Photos from a random mind

By katkatkat

Tromso/Svalbard, Norway Day 4

Today we left Tromso and flew to Svalbard in the High Arctic.  Seeing the pack ice ice as we flew in made me extremely excited.  This was properly the Arctic!  They were just reaching the end of polar night so during the day they had an eerie twighlight but the sun never came up over the horizon (even when it does you have to hike up a mountain to actually see it for about another month!).

We were supposed to have just a two hour turn around between our flight landing and our evnening activity.  This would have been fine but the pick up point was a hotel a 20 minute walk away.  Thankfully, timings had been rearranged so the delays to our flight didn't matter.

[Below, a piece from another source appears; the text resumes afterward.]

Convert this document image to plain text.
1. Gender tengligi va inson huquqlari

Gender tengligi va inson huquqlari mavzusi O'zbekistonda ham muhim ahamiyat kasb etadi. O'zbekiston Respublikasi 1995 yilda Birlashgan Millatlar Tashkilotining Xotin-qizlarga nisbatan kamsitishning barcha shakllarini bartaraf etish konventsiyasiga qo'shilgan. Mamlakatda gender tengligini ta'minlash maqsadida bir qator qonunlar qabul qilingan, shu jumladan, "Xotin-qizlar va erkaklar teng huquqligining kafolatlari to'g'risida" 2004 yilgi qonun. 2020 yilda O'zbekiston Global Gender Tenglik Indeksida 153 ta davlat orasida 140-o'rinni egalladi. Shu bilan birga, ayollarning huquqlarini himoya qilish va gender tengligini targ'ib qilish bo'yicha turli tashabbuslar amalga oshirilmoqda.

When we arrived at the hotel, we were greated by a member of staff who kindly asked us to remove our boots.  It is a tradition from the coal mining days (Svalbard was a mining settlement) so miners didn't traipse coal dust in to buildings but it has lasted.  It makes sense though so you don't bring ice and puddles of water with you.

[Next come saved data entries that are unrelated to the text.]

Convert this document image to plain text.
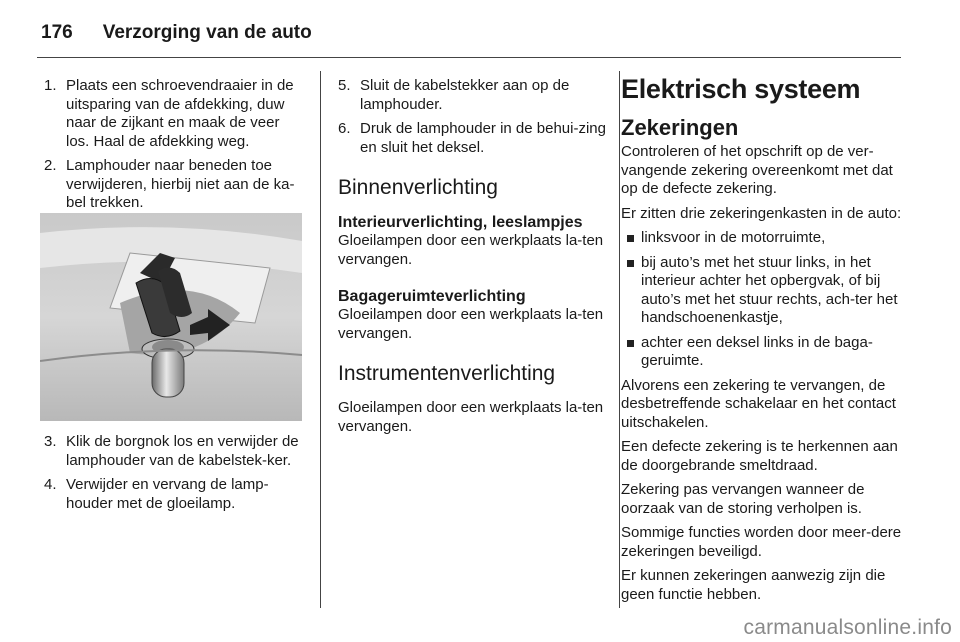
176 Verzorging van de auto
1. Plaats een schroevendraaier in de uitsparing van de afdekking, duw naar de zijkant en maak de veer los. Haal de afdekking weg.
2. Lamphouder naar beneden toe verwijderen, hierbij niet aan de ka-bel trekken.
3. Klik de borgnok los en verwijder de lamphouder van de kabelstek-ker.
4. Verwijder en vervang de lamp-houder met de gloeilamp.
5. Sluit de kabelstekker aan op de lamphouder.
6. Druk de lamphouder in de behui-zing en sluit het deksel.
Binnenverlichting
Interieurverlichting, leeslampjes

Gloeilampen door een werkplaats la-ten vervangen.

Bagageruimteverlichting

Gloeilampen door een werkplaats la-ten vervangen.

Instrumentenverlichting

Gloeilampen door een werkplaats la-ten vervangen.

Elektrisch systeem
Zekeringen

Controleren of het opschrift op de ver-vangende zekering overeenkomt met dat op de defecte zekering.

Er zitten drie zekeringenkasten in de auto:

linksvoor in de motorruimte,
bij auto’s met het stuur links, in het interieur achter het opbergvak, of bij auto’s met het stuur rechts, ach-ter het handschoenenkastje,
achter een deksel links in de baga-geruimte.

Alvorens een zekering te vervangen, de desbetreffende schakelaar en het contact uitschakelen.

Een defecte zekering is te herkennen aan de doorgebrande smeltdraad.

Zekering pas vervangen wanneer de oorzaak van de storing verholpen is.

Sommige functies worden door meer-dere zekeringen beveiligd.

Er kunnen zekeringen aanwezig zijn die geen functie hebben.

carmanualsonline.info
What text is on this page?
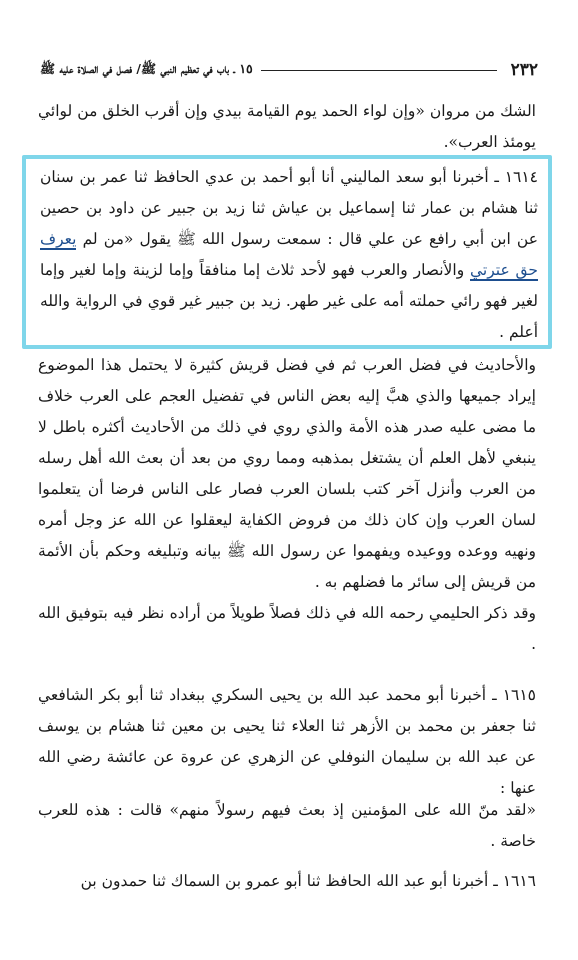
٢٣٢
١٥ ـ باب في تعظيم النبي ﷺ/ فصل في الصلاة عليه ﷺ

الشك من مروان «وإن لواء الحمد يوم القيامة بيدي وإن أقرب الخلق من لوائي يومئذ العرب».

١٦١٤ ـ أخبرنا أبو سعد الماليني أنا أبو أحمد بن عدي الحافظ ثنا عمر بن سنان ثنا هشام بن عمار ثنا إسماعيل بن عياش ثنا زيد بن جبير عن داود بن حصين عن ابن أبي رافع عن علي قال : سمعت رسول الله ﷺ يقول «من لم يعرف حق عترتي والأنصار والعرب فهو لأحد ثلاث إما منافقاً وإما لزينة وإما لغير وإما لغير فهو رائي حملته أمه على غير طهر. زيد بن جبير غير قوي في الرواية والله أعلم .

والأحاديث في فضل العرب ثم في فضل قريش كثيرة لا يحتمل هذا الموضوع إيراد جميعها والذي هبَّ إليه بعض الناس في تفضيل العجم على العرب خلاف ما مضى عليه صدر هذه الأمة والذي روي في ذلك من الأحاديث أكثره باطل لا ينبغي لأهل العلم أن يشتغل بمذهبه ومما روي من بعد أن بعث الله أهل رسله من العرب وأنزل آخر كتب بلسان العرب فصار على الناس فرضا أن يتعلموا لسان العرب وإن كان ذلك من فروض الكفاية ليعقلوا عن الله عز وجل أمره ونهيه ووعده ووعيده ويفهموا عن رسول الله ﷺ بيانه وتبليغه وحكم بأن الأئمة من قريش إلى سائر ما فضلهم به .

وقد ذكر الحليمي رحمه الله في ذلك فصلاً طويلاً من أراده نظر فيه بتوفيق الله .

١٦١٥ ـ أخبرنا أبو محمد عبد الله بن يحيى السكري ببغداد ثنا أبو بكر الشافعي ثنا جعفر بن محمد بن الأزهر ثنا العلاء ثنا يحيى بن معين ثنا هشام بن يوسف عن عبد الله بن سليمان النوفلي عن الزهري عن عروة عن عائشة رضي الله عنها :

«لقد منّ الله على المؤمنين إذ بعث فيهم رسولاً منهم» قالت : هذه للعرب خاصة .

١٦١٦ ـ أخبرنا أبو عبد الله الحافظ ثنا أبو عمرو بن السماك ثنا حمدون بن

After unpacking we headed out for an early dinner at Nuga, delicious Japanese food.  I was glad to have brought ice spikes with me for my boots as it made walking on the compacted snow a lot less daunting.  It was about -18'C but really really windy and the wind whipped the tiny dry ice crystals at your face with great ferocity.

Our activity for the evening was a trip out in a snow cat (a big truck pulling a cabin on caterpillar tracks) to hunt for the Northern Lights, the wind and snow made visibility nearly impossible just a metre ahead, let alone in to the sky.

Not one to miss out, when we stopped at a crashed World War 2 plane I decided to set up my tripod and take a couple of shots.  With the sky not in view, we went hunting Svalbard Reindeer.  We found some ahead in the distance, not the best view we'd get this trip but nice to see.  The reindeer on Svalbard are endemic, they've been there around 5000 years.  They are the smallest subspecies of reindeer, short and stocky, adapted to the harsh climate and the lack of vegetation, grassing on the small mosses and grasses that grow on land locked with permafrost!